Multi-location inventory is the practice of holding stock at more than one physical location — multiple warehouses, multiple 3PL facilities, retail stores, or a hybrid of all three — and managing it as a single unified inventory pool from the storefront's perspective.

Why brands hold inventory across multiple locations

  • Faster delivery: stocking inventory closer to customers reduces last-mile transit time. A brand shipping nationwide from a single East Coast warehouse takes 4–6 days to reach West Coast customers; the same brand shipping from a West Coast facility too gets there in 1–2 days.
  • Lower shipping cost: shorter transit means lower freight, especially with zone-based carrier rates.
  • Risk mitigation: a single facility means a single point of failure (fire, flood, system outage, regional disruption). Multiple locations reduce that risk.
  • Channel-specific stock: retail locations, wholesale fulfillment, and DTC fulfillment may have different operational requirements that benefit from dedicated inventory pools.

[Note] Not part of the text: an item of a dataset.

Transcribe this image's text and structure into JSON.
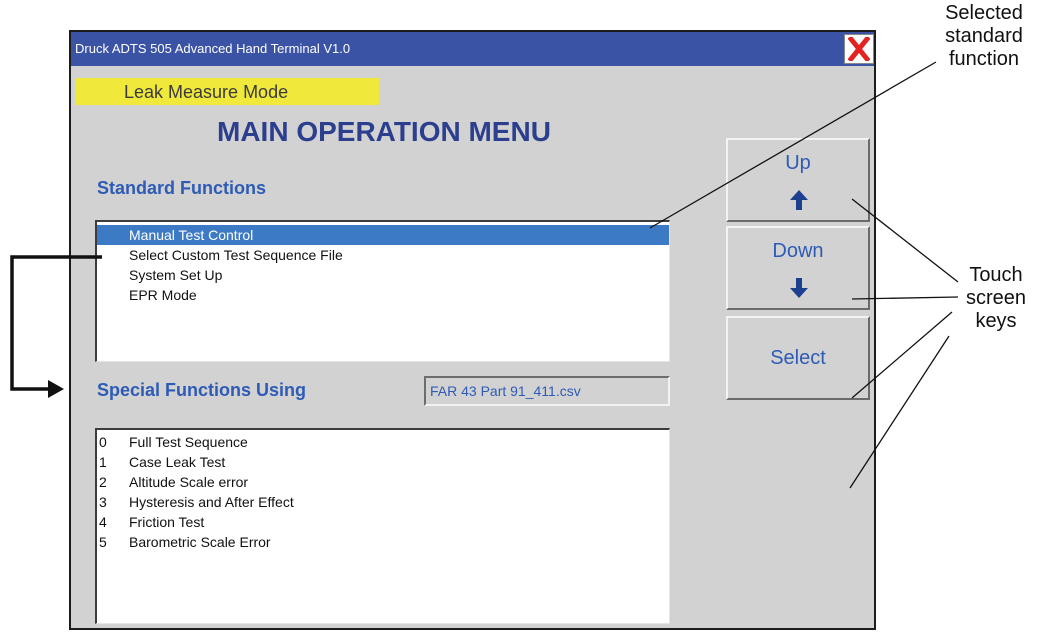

What "managing it as a unified pool" means

The technical challenge of multi-location isn't the locations themselves — it's the routing logic that decides which location ships which order. A working multi-location setup requires:

  • Real-time visibility into stock at every location, in one system
  • Routing rules that consider proximity, capacity, and stock availability per location
  • The ability to split an order across locations when one location can't fulfill the full order
  • Unified ATP exposed to the storefront — the customer sees one "in stock" signal regardless of how many locations hold the SKU

Multi-location inventory in Shopify

Shopify supports multi-location natively up to plan-specific limits (typically 4–10 locations on standard plans, more on Plus). The platform handles basic routing — assigning orders to the closest location with stock — and exposes a unified inventory total to the storefront. For more sophisticated routing (split shipments, capacity-aware allocation, channel-specific rules), brands typically layer a dedicated Order Management System (OMS) or inventory management tool on top: Cin7 Omni, ShipHero, Brightpearl, or enterprise OMS platforms.

Common multi-location pitfalls

  • Naive routing always picks the wrong location: rules based only on stock-on-hand often ignore proximity, leading to expensive cross-country shipments when nearer stock was available.
  • Stock fragmentation: spreading inventory across too many locations means each location holds insufficient stock to fulfill orders independently, increasing split-shipment frequency.
  • Reconciliation drift: physical counts at one location disagreeing with system counts because of receiving errors, transfers not booked, or pick-and-pack mistakes.
  • Different shipping cost models per location: if one 3PL charges $4 per shipment and another charges $7, naive routing can quietly raise blended fulfillment cost.
  • Same SKU with different counts: if the brand uses different SKUs for the same product across locations (legacy from prior systems), the unified pool falls apart.